A partir de l921, começou a produzir os primeiros híbridos pelo método
simbiótico dos quais apenas alguns exemplares eram cultivados pois o número
de amadores ainda era muito reduzido. Datam desta época Bc Maronae,
Lc. Bletchleyensis, C. Marielli, C. Mimoso e C.
Minucia entre outros.
Poucos antes da 2a Guerra Mundial, foram importados os primeiros híbridos
modernos que encantavam os visitantes e orquidófilos das primeiras exposições
de orquídeas realizadas em São Paulo. A mais famosa foi a Brassocattleya
Bambino nº 1. Hoje é comum ver-se albas em qualquer coleção entretanto,
naquela época era uma sensação e eram vendidas a um conto e quinhentos.
Só depois da 2a. Guerra é que surgiram a Bc. Ann Sladden, Bc.
Francinette, Bc Laure Sladden, que fizeram sucesso por muitos anos.

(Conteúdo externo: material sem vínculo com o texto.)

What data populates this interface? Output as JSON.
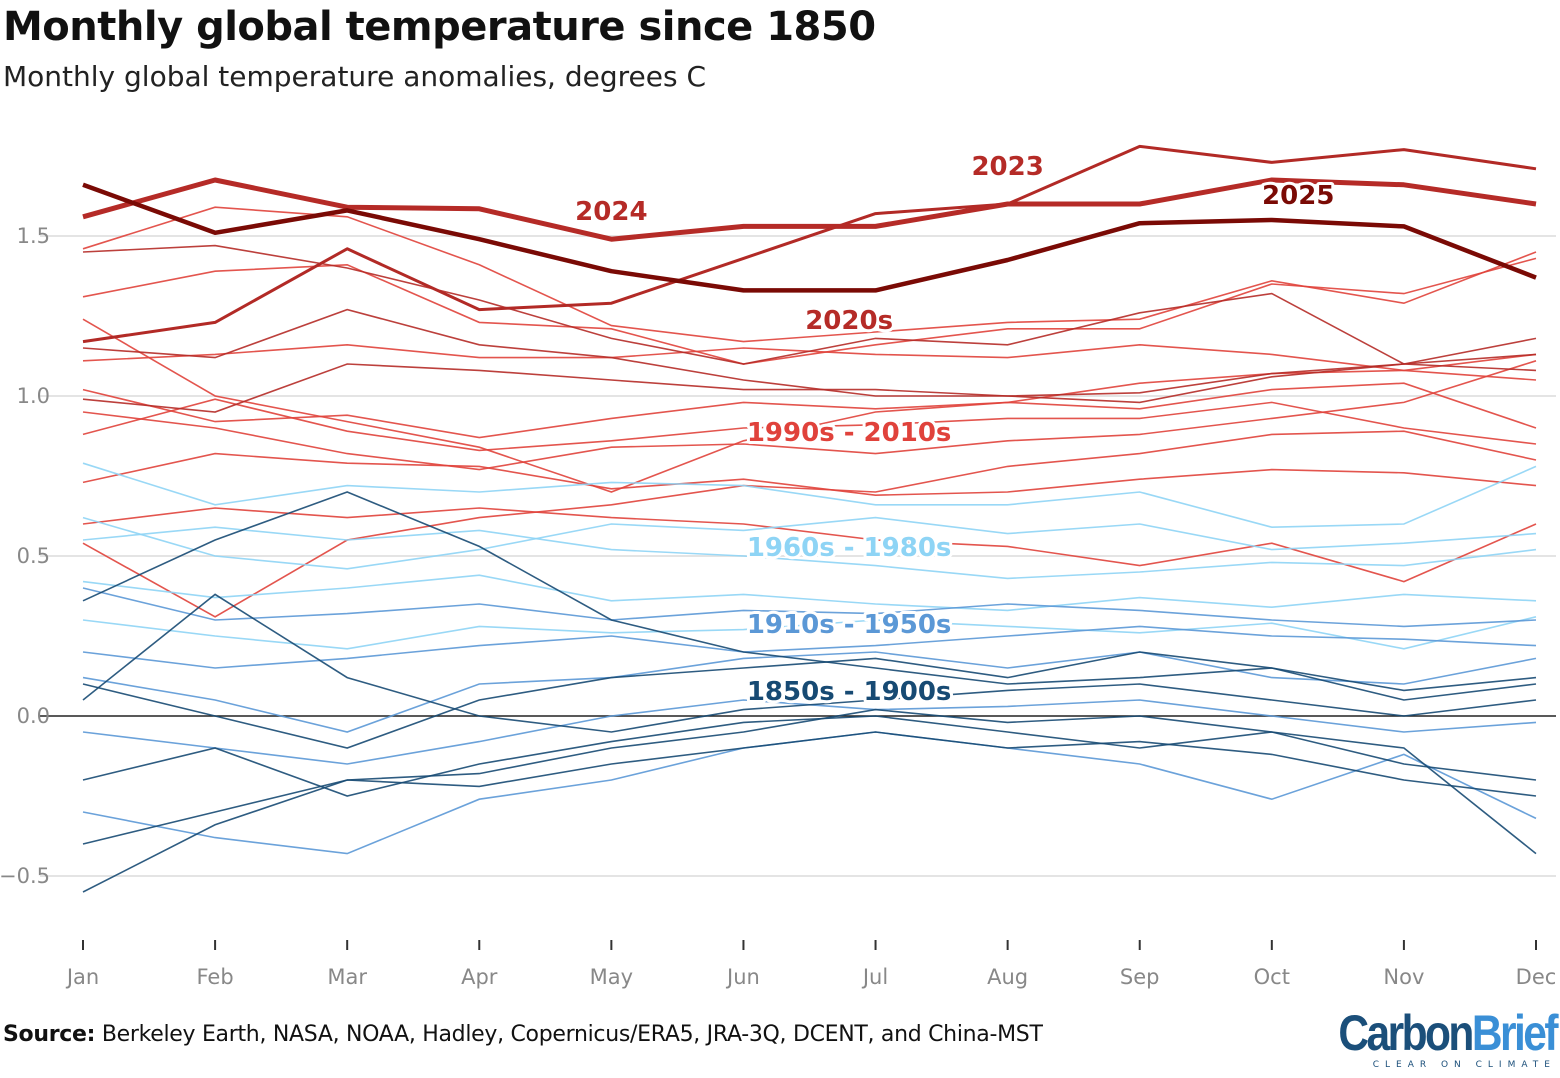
{
  "chart_data": {
    "type": "line",
    "title": "Monthly global temperature since 1850",
    "subtitle": "Monthly global temperature anomalies, degrees C",
    "xlabel": "",
    "ylabel": "",
    "categories": [
      "Jan",
      "Feb",
      "Mar",
      "Apr",
      "May",
      "Jun",
      "Jul",
      "Aug",
      "Sep",
      "Oct",
      "Nov",
      "Dec"
    ],
    "ylim": [
      -0.65,
      1.9
    ],
    "yticks": [
      "1.5",
      "1.0",
      "0.5",
      "0.0",
      "−0.5"
    ],
    "ytick_values": [
      1.5,
      1.0,
      0.5,
      0.0,
      -0.5
    ],
    "grid": true,
    "legend": "none",
    "highlighted": [
      {
        "name": "2023",
        "color": "#b22a26",
        "values": [
          1.17,
          1.23,
          1.46,
          1.27,
          1.29,
          1.43,
          1.57,
          1.6,
          1.78,
          1.73,
          1.77,
          1.71
        ]
      },
      {
        "name": "2024",
        "color": "#b52b27",
        "values": [
          1.56,
          1.675,
          1.59,
          1.585,
          1.49,
          1.53,
          1.53,
          1.6,
          1.6,
          1.675,
          1.66,
          1.6
        ]
      },
      {
        "name": "2025",
        "color": "#7a0a05",
        "values": [
          1.66,
          1.51,
          1.58,
          1.49,
          1.39,
          1.33,
          1.33,
          1.425,
          1.54,
          1.55,
          1.53,
          1.37
        ]
      }
    ],
    "groups": [
      {
        "name": "2020s",
        "color": "#b52b27",
        "series": [
          [
            1.15,
            1.12,
            1.27,
            1.16,
            1.12,
            1.05,
            1.0,
            1.0,
            1.01,
            1.07,
            1.1,
            1.13
          ],
          [
            1.45,
            1.47,
            1.4,
            1.3,
            1.18,
            1.1,
            1.18,
            1.16,
            1.26,
            1.32,
            1.1,
            1.08
          ],
          [
            0.99,
            0.95,
            1.1,
            1.08,
            1.05,
            1.02,
            1.02,
            1.0,
            0.98,
            1.06,
            1.1,
            1.18
          ]
        ]
      },
      {
        "name": "1990s - 2010s",
        "color": "#e0423b",
        "series": [
          [
            1.31,
            1.39,
            1.41,
            1.23,
            1.21,
            1.1,
            1.16,
            1.21,
            1.21,
            1.35,
            1.32,
            1.43
          ],
          [
            1.46,
            1.59,
            1.56,
            1.41,
            1.22,
            1.17,
            1.2,
            1.23,
            1.24,
            1.36,
            1.29,
            1.45
          ],
          [
            1.02,
            0.92,
            0.94,
            0.87,
            0.93,
            0.98,
            0.96,
            0.98,
            0.96,
            1.02,
            1.04,
            0.9
          ],
          [
            0.88,
            0.99,
            0.89,
            0.83,
            0.86,
            0.9,
            0.91,
            0.93,
            0.93,
            0.98,
            0.9,
            0.85
          ],
          [
            0.73,
            0.82,
            0.79,
            0.78,
            0.71,
            0.74,
            0.69,
            0.7,
            0.74,
            0.77,
            0.76,
            0.72
          ],
          [
            0.6,
            0.65,
            0.62,
            0.65,
            0.62,
            0.6,
            0.55,
            0.53,
            0.47,
            0.54,
            0.42,
            0.6
          ],
          [
            0.54,
            0.31,
            0.55,
            0.62,
            0.66,
            0.72,
            0.7,
            0.78,
            0.82,
            0.88,
            0.89,
            0.8
          ],
          [
            1.24,
            1.0,
            0.92,
            0.84,
            0.7,
            0.86,
            0.95,
            0.98,
            1.04,
            1.07,
            1.08,
            1.13
          ],
          [
            0.95,
            0.9,
            0.82,
            0.77,
            0.84,
            0.85,
            0.82,
            0.86,
            0.88,
            0.93,
            0.98,
            1.11
          ],
          [
            1.11,
            1.13,
            1.16,
            1.12,
            1.12,
            1.15,
            1.13,
            1.12,
            1.16,
            1.13,
            1.08,
            1.05
          ]
        ]
      },
      {
        "name": "1960s - 1980s",
        "color": "#8ed4f5",
        "series": [
          [
            0.79,
            0.66,
            0.72,
            0.7,
            0.73,
            0.72,
            0.66,
            0.66,
            0.7,
            0.59,
            0.6,
            0.78
          ],
          [
            0.55,
            0.59,
            0.55,
            0.58,
            0.52,
            0.5,
            0.47,
            0.43,
            0.45,
            0.48,
            0.47,
            0.52
          ],
          [
            0.42,
            0.37,
            0.4,
            0.44,
            0.36,
            0.38,
            0.35,
            0.33,
            0.37,
            0.34,
            0.38,
            0.36
          ],
          [
            0.3,
            0.25,
            0.21,
            0.28,
            0.26,
            0.27,
            0.3,
            0.28,
            0.26,
            0.29,
            0.21,
            0.31
          ],
          [
            0.62,
            0.5,
            0.46,
            0.52,
            0.6,
            0.58,
            0.62,
            0.57,
            0.6,
            0.52,
            0.54,
            0.57
          ]
        ]
      },
      {
        "name": "1910s - 1950s",
        "color": "#5b98d6",
        "series": [
          [
            0.4,
            0.3,
            0.32,
            0.35,
            0.3,
            0.33,
            0.32,
            0.35,
            0.33,
            0.3,
            0.28,
            0.3
          ],
          [
            0.12,
            0.05,
            -0.05,
            0.1,
            0.12,
            0.18,
            0.2,
            0.15,
            0.2,
            0.12,
            0.1,
            0.18
          ],
          [
            -0.3,
            -0.38,
            -0.43,
            -0.26,
            -0.2,
            -0.1,
            -0.05,
            -0.1,
            -0.15,
            -0.26,
            -0.12,
            -0.32
          ],
          [
            0.2,
            0.15,
            0.18,
            0.22,
            0.25,
            0.2,
            0.22,
            0.25,
            0.28,
            0.25,
            0.24,
            0.22
          ],
          [
            -0.05,
            -0.1,
            -0.15,
            -0.08,
            0.0,
            0.05,
            0.02,
            0.03,
            0.05,
            0.0,
            -0.05,
            -0.02
          ]
        ]
      },
      {
        "name": "1850s - 1900s",
        "color": "#174a73",
        "series": [
          [
            -0.55,
            -0.34,
            -0.2,
            -0.18,
            -0.1,
            -0.05,
            0.02,
            -0.02,
            0.0,
            -0.05,
            -0.1,
            -0.43
          ],
          [
            0.36,
            0.55,
            0.7,
            0.53,
            0.3,
            0.2,
            0.15,
            0.1,
            0.12,
            0.15,
            0.05,
            0.1
          ],
          [
            0.05,
            0.38,
            0.12,
            0.0,
            -0.05,
            0.02,
            0.05,
            0.08,
            0.1,
            0.05,
            0.0,
            0.05
          ],
          [
            -0.2,
            -0.1,
            -0.25,
            -0.15,
            -0.08,
            -0.02,
            0.0,
            -0.05,
            -0.1,
            -0.05,
            -0.15,
            -0.2
          ],
          [
            0.1,
            0.0,
            -0.1,
            0.05,
            0.12,
            0.15,
            0.18,
            0.12,
            0.2,
            0.15,
            0.08,
            0.12
          ],
          [
            -0.4,
            -0.3,
            -0.2,
            -0.22,
            -0.15,
            -0.1,
            -0.05,
            -0.1,
            -0.08,
            -0.12,
            -0.2,
            -0.25
          ]
        ]
      }
    ],
    "source_label": "Source:",
    "source_text": " Berkeley Earth, NASA, NOAA, Hadley, Copernicus/ERA5, JRA-3Q, DCENT, and China-MST"
  },
  "logo": {
    "name": "CarbonBrief",
    "part1": "Carbon",
    "part2": "Brief",
    "tagline": "CLEAR ON CLIMATE",
    "color1": "#1b4f7a",
    "color2": "#3a8fd6"
  }
}
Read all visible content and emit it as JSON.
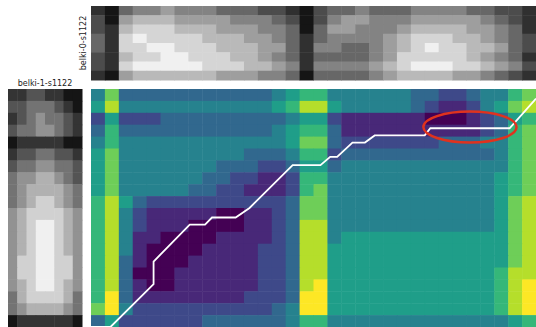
{
  "chart_data": {
    "type": "heatmap",
    "tick_labels": false,
    "xlim": [
      0,
      32
    ],
    "ylim": [
      0,
      20
    ],
    "cells": [
      [
        4,
        7,
        3,
        3,
        3,
        3,
        3,
        3,
        3,
        3,
        3,
        3,
        3,
        4,
        5,
        6,
        6,
        4,
        4,
        4,
        4,
        4,
        4,
        3,
        3,
        2,
        2,
        3,
        4,
        4,
        6,
        7
      ],
      [
        5,
        8,
        4,
        4,
        4,
        4,
        4,
        4,
        4,
        4,
        4,
        4,
        4,
        5,
        6,
        8,
        8,
        5,
        4,
        4,
        4,
        4,
        4,
        3,
        2,
        1,
        1,
        2,
        4,
        5,
        7,
        8
      ],
      [
        2,
        5,
        2,
        2,
        2,
        3,
        3,
        3,
        3,
        3,
        3,
        3,
        3,
        3,
        4,
        5,
        5,
        2,
        1,
        1,
        1,
        1,
        1,
        1,
        0,
        0,
        0,
        1,
        2,
        3,
        5,
        6
      ],
      [
        3,
        6,
        3,
        3,
        3,
        3,
        3,
        3,
        3,
        3,
        3,
        3,
        3,
        4,
        5,
        6,
        6,
        3,
        1,
        1,
        1,
        1,
        1,
        1,
        1,
        1,
        1,
        1,
        2,
        3,
        6,
        7
      ],
      [
        4,
        6,
        4,
        4,
        4,
        4,
        4,
        4,
        4,
        4,
        4,
        4,
        4,
        4,
        5,
        7,
        7,
        3,
        2,
        2,
        2,
        2,
        2,
        2,
        2,
        3,
        3,
        3,
        4,
        4,
        6,
        7
      ],
      [
        5,
        7,
        4,
        4,
        4,
        4,
        4,
        4,
        4,
        4,
        4,
        3,
        3,
        3,
        4,
        6,
        6,
        2,
        3,
        3,
        3,
        3,
        3,
        3,
        3,
        3,
        3,
        3,
        3,
        4,
        6,
        7
      ],
      [
        5,
        7,
        4,
        4,
        4,
        4,
        4,
        4,
        4,
        3,
        3,
        3,
        2,
        2,
        3,
        5,
        5,
        3,
        4,
        4,
        4,
        4,
        4,
        4,
        4,
        4,
        4,
        4,
        4,
        4,
        6,
        7
      ],
      [
        5,
        7,
        4,
        4,
        4,
        4,
        4,
        4,
        3,
        3,
        2,
        2,
        1,
        1,
        2,
        6,
        6,
        4,
        4,
        4,
        4,
        4,
        4,
        4,
        4,
        4,
        4,
        4,
        4,
        5,
        6,
        7
      ],
      [
        5,
        7,
        4,
        4,
        4,
        4,
        4,
        3,
        3,
        2,
        2,
        1,
        1,
        1,
        2,
        6,
        7,
        4,
        4,
        4,
        4,
        4,
        4,
        4,
        4,
        4,
        4,
        4,
        4,
        5,
        6,
        7
      ],
      [
        6,
        8,
        5,
        3,
        2,
        2,
        2,
        2,
        2,
        2,
        2,
        2,
        2,
        2,
        3,
        7,
        7,
        4,
        4,
        4,
        4,
        4,
        4,
        4,
        4,
        4,
        4,
        4,
        4,
        5,
        7,
        8
      ],
      [
        6,
        8,
        4,
        2,
        1,
        1,
        1,
        1,
        1,
        0,
        0,
        1,
        1,
        2,
        3,
        7,
        7,
        4,
        4,
        4,
        4,
        4,
        4,
        4,
        4,
        4,
        4,
        4,
        4,
        5,
        7,
        8
      ],
      [
        6,
        8,
        4,
        2,
        1,
        1,
        1,
        0,
        0,
        0,
        0,
        1,
        1,
        2,
        3,
        8,
        8,
        4,
        4,
        4,
        4,
        4,
        4,
        4,
        4,
        4,
        4,
        4,
        4,
        5,
        7,
        8
      ],
      [
        6,
        8,
        4,
        1,
        1,
        0,
        0,
        0,
        0,
        1,
        1,
        1,
        1,
        2,
        3,
        8,
        8,
        4,
        5,
        5,
        5,
        5,
        5,
        5,
        5,
        5,
        5,
        5,
        5,
        5,
        7,
        8
      ],
      [
        6,
        8,
        4,
        1,
        0,
        0,
        0,
        0,
        1,
        1,
        1,
        1,
        2,
        2,
        3,
        8,
        8,
        5,
        5,
        5,
        5,
        5,
        5,
        5,
        5,
        5,
        5,
        5,
        5,
        5,
        7,
        8
      ],
      [
        6,
        8,
        3,
        1,
        0,
        0,
        0,
        1,
        1,
        1,
        1,
        1,
        2,
        2,
        3,
        8,
        8,
        5,
        5,
        5,
        5,
        5,
        5,
        5,
        5,
        5,
        5,
        5,
        5,
        5,
        7,
        8
      ],
      [
        6,
        8,
        3,
        0,
        0,
        0,
        1,
        1,
        1,
        1,
        1,
        1,
        2,
        2,
        3,
        8,
        8,
        5,
        5,
        5,
        5,
        5,
        5,
        5,
        5,
        5,
        5,
        5,
        5,
        6,
        8,
        8
      ],
      [
        6,
        8,
        3,
        1,
        0,
        0,
        1,
        1,
        1,
        1,
        1,
        1,
        2,
        2,
        3,
        8,
        9,
        5,
        5,
        5,
        5,
        5,
        5,
        5,
        5,
        5,
        5,
        5,
        5,
        6,
        8,
        9
      ],
      [
        6,
        9,
        3,
        1,
        1,
        1,
        1,
        1,
        1,
        1,
        1,
        2,
        2,
        2,
        3,
        9,
        9,
        5,
        5,
        5,
        5,
        5,
        5,
        5,
        5,
        5,
        5,
        5,
        5,
        6,
        8,
        9
      ],
      [
        7,
        9,
        4,
        2,
        2,
        2,
        2,
        2,
        2,
        2,
        2,
        2,
        2,
        3,
        4,
        9,
        9,
        5,
        5,
        5,
        5,
        5,
        5,
        5,
        5,
        5,
        5,
        5,
        5,
        6,
        8,
        9
      ],
      [
        3,
        5,
        2,
        2,
        2,
        2,
        2,
        2,
        3,
        3,
        3,
        3,
        3,
        3,
        4,
        6,
        6,
        4,
        4,
        4,
        4,
        4,
        4,
        4,
        4,
        4,
        4,
        4,
        4,
        4,
        5,
        6
      ]
    ],
    "series": [
      {
        "color": "#ffffff",
        "x": [
          0,
          1.4,
          4.5,
          4.5,
          7.1,
          8.2,
          8.7,
          10.4,
          11.4,
          14.5,
          16.5,
          17.2,
          17.7,
          18.8,
          19.7,
          20.4,
          24.0,
          24.4,
          30.1,
          32
        ],
        "y": [
          0,
          0,
          3.6,
          5.5,
          8.6,
          8.6,
          9.2,
          9.2,
          10.0,
          13.6,
          13.6,
          14.3,
          14.3,
          15.5,
          15.5,
          16.1,
          16.1,
          16.7,
          16.7,
          19.2
        ]
      }
    ],
    "highlight": {
      "color": "#e0321e",
      "x": [
        23.9,
        30.6
      ],
      "y": [
        15.5,
        18.1
      ]
    },
    "x_image": {
      "label": "belki-0-s1122",
      "cells": [
        [
          2,
          1,
          4,
          5,
          5,
          6,
          5,
          5,
          5,
          4,
          4,
          4,
          3,
          3,
          2,
          1,
          3,
          4,
          4,
          5,
          4,
          4,
          4,
          5,
          5,
          5,
          5,
          4,
          4,
          3,
          3,
          2
        ],
        [
          3,
          1,
          6,
          7,
          7,
          7,
          6,
          6,
          6,
          6,
          5,
          5,
          5,
          4,
          3,
          1,
          3,
          5,
          6,
          6,
          5,
          5,
          5,
          6,
          6,
          6,
          6,
          6,
          5,
          4,
          3,
          2
        ],
        [
          3,
          2,
          7,
          8,
          8,
          8,
          7,
          7,
          7,
          6,
          6,
          6,
          5,
          5,
          4,
          1,
          4,
          6,
          6,
          5,
          5,
          5,
          6,
          7,
          7,
          7,
          7,
          6,
          6,
          5,
          4,
          2
        ],
        [
          4,
          2,
          8,
          9,
          8,
          8,
          8,
          8,
          7,
          7,
          7,
          6,
          6,
          5,
          4,
          2,
          4,
          5,
          5,
          5,
          5,
          6,
          7,
          8,
          8,
          8,
          7,
          7,
          6,
          5,
          4,
          3
        ],
        [
          4,
          2,
          8,
          8,
          9,
          9,
          8,
          8,
          8,
          7,
          7,
          7,
          6,
          6,
          4,
          2,
          5,
          5,
          4,
          4,
          5,
          6,
          7,
          8,
          9,
          8,
          8,
          7,
          7,
          6,
          4,
          3
        ],
        [
          3,
          2,
          7,
          8,
          8,
          9,
          9,
          8,
          8,
          8,
          7,
          7,
          6,
          5,
          4,
          2,
          4,
          4,
          4,
          4,
          5,
          6,
          8,
          8,
          8,
          8,
          8,
          7,
          6,
          5,
          4,
          2
        ],
        [
          3,
          2,
          8,
          9,
          9,
          9,
          9,
          9,
          8,
          8,
          8,
          7,
          7,
          6,
          5,
          2,
          5,
          5,
          5,
          5,
          6,
          7,
          8,
          9,
          9,
          9,
          8,
          8,
          7,
          6,
          5,
          3
        ],
        [
          2,
          1,
          6,
          7,
          7,
          7,
          7,
          7,
          7,
          6,
          6,
          6,
          5,
          5,
          4,
          1,
          4,
          4,
          4,
          4,
          5,
          6,
          7,
          7,
          7,
          7,
          6,
          6,
          5,
          4,
          3,
          2
        ]
      ]
    },
    "y_image": {
      "label": "belki-1-s1122",
      "cells": [
        [
          3,
          3,
          4,
          4,
          3,
          3,
          2,
          2
        ],
        [
          4,
          4,
          5,
          5,
          5,
          4,
          3,
          2
        ],
        [
          3,
          4,
          5,
          6,
          5,
          5,
          4,
          3
        ],
        [
          4,
          5,
          5,
          6,
          6,
          5,
          4,
          3
        ],
        [
          2,
          3,
          3,
          3,
          3,
          3,
          2,
          2
        ],
        [
          3,
          4,
          4,
          5,
          5,
          4,
          4,
          3
        ],
        [
          4,
          5,
          5,
          6,
          6,
          5,
          5,
          4
        ],
        [
          5,
          6,
          6,
          7,
          7,
          6,
          5,
          4
        ],
        [
          5,
          6,
          7,
          7,
          7,
          7,
          6,
          5
        ],
        [
          5,
          6,
          7,
          8,
          8,
          7,
          6,
          5
        ],
        [
          6,
          7,
          8,
          8,
          8,
          8,
          7,
          6
        ],
        [
          6,
          7,
          8,
          9,
          9,
          8,
          7,
          6
        ],
        [
          6,
          7,
          8,
          9,
          9,
          8,
          7,
          6
        ],
        [
          6,
          7,
          8,
          9,
          9,
          8,
          7,
          6
        ],
        [
          6,
          8,
          8,
          9,
          9,
          8,
          8,
          6
        ],
        [
          6,
          8,
          8,
          9,
          9,
          8,
          8,
          6
        ],
        [
          6,
          7,
          8,
          9,
          9,
          8,
          7,
          6
        ],
        [
          5,
          7,
          8,
          8,
          8,
          8,
          7,
          5
        ],
        [
          5,
          6,
          7,
          7,
          7,
          7,
          6,
          5
        ],
        [
          2,
          3,
          3,
          3,
          3,
          3,
          3,
          2
        ]
      ]
    }
  }
}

Em 1945, o nome do estabelecimento foi mudado para Orquidário Binot Ltda
e dedicou-se ainda mais à produção de flores, para atender uma demanda
crescente do comércio especializado. Apesar de ter dado a seu filho Jorge
Verboonen uma rígida educação européia, quando este manifestou a vontade
de trabalhar no orquidário, Georges Verboonen colocou-o para executar
os trabalhos mais humildes e simples como arrancar mato dos vasos e limpar
as estufas. Aos poucos, Jorge foi aprendendo todos os segredos do cultivo
das orquídeas e quando seu pai começou a ficar cego, praticamente assumiu
a direção do estabelecimento, onde estava desde l940. O fim da vida de
seu pai foi bastante doloroso pois para alguém que como ele, dedicou sua
vida a produzir o belo, a cegueira foi um verdadeiro suplício. Com seu
falecimento, a direção do orquidário foi entregue ele que iniciou um programa
de ampliação das instalações já existentes e o cultivo de uma nova série
de híbridos.
Em
l960, o Orquidário Binot começou uma nova fase quando Rolf Altenburg,
homem dinâmico e inovador, com quem Jorge tinha muito afinidade e considerava
um amigo do peito, passou a sócio da firma, tendo dado um enorme impulso
aos negócios. Jorge Verboonen considerava aquela uma feliz sociedade que
muito o honrava. Ainda recentemente ficava muito emocionado quando falava
de seu amigo. A partir daquela data, com a continuidade da expansão, o
orquidário voltou a exportar orquídeas para a Europa, o que fez até l994,
quando estas atividades foram suspensas.
Em l980, Rolf Altenburgh retirou-se espontaneamente da firma por achar
que ela deveria continuar com a família Verboonen, numa atitude de nobreza
de caráter.
Rolf Altenbourg homenageou seu amigo quando produziu, em l955, um híbrido
(Potinara Creole x Lc. Gothaurea), e o batizou de Potinara
Jorge Verboonen. Também em sua homenagem, um híbrido natural, cruzamento
de Oncidium crispum X marshallianum foi nomeado Oncidium
Jorge Verboonen assim como Binotia verboonenii. É interessante
assinalar que, apesar das aparências, o nome de Binotia não foi
dado em homenagem a Binot como nos explica o saudoso Padre José
Gonzáles Raposo, em seu Dicionário Etimológico das
orquídeas do Brasil. Para ele Binotia Rolfe, é um
nome um tanto esquisito por primeiramente dar a impressão de ser
formado de Binot, e segundo por ser um nome composto híbrido formado
de: latim bin (dois) + grego ûs, otós (orelha).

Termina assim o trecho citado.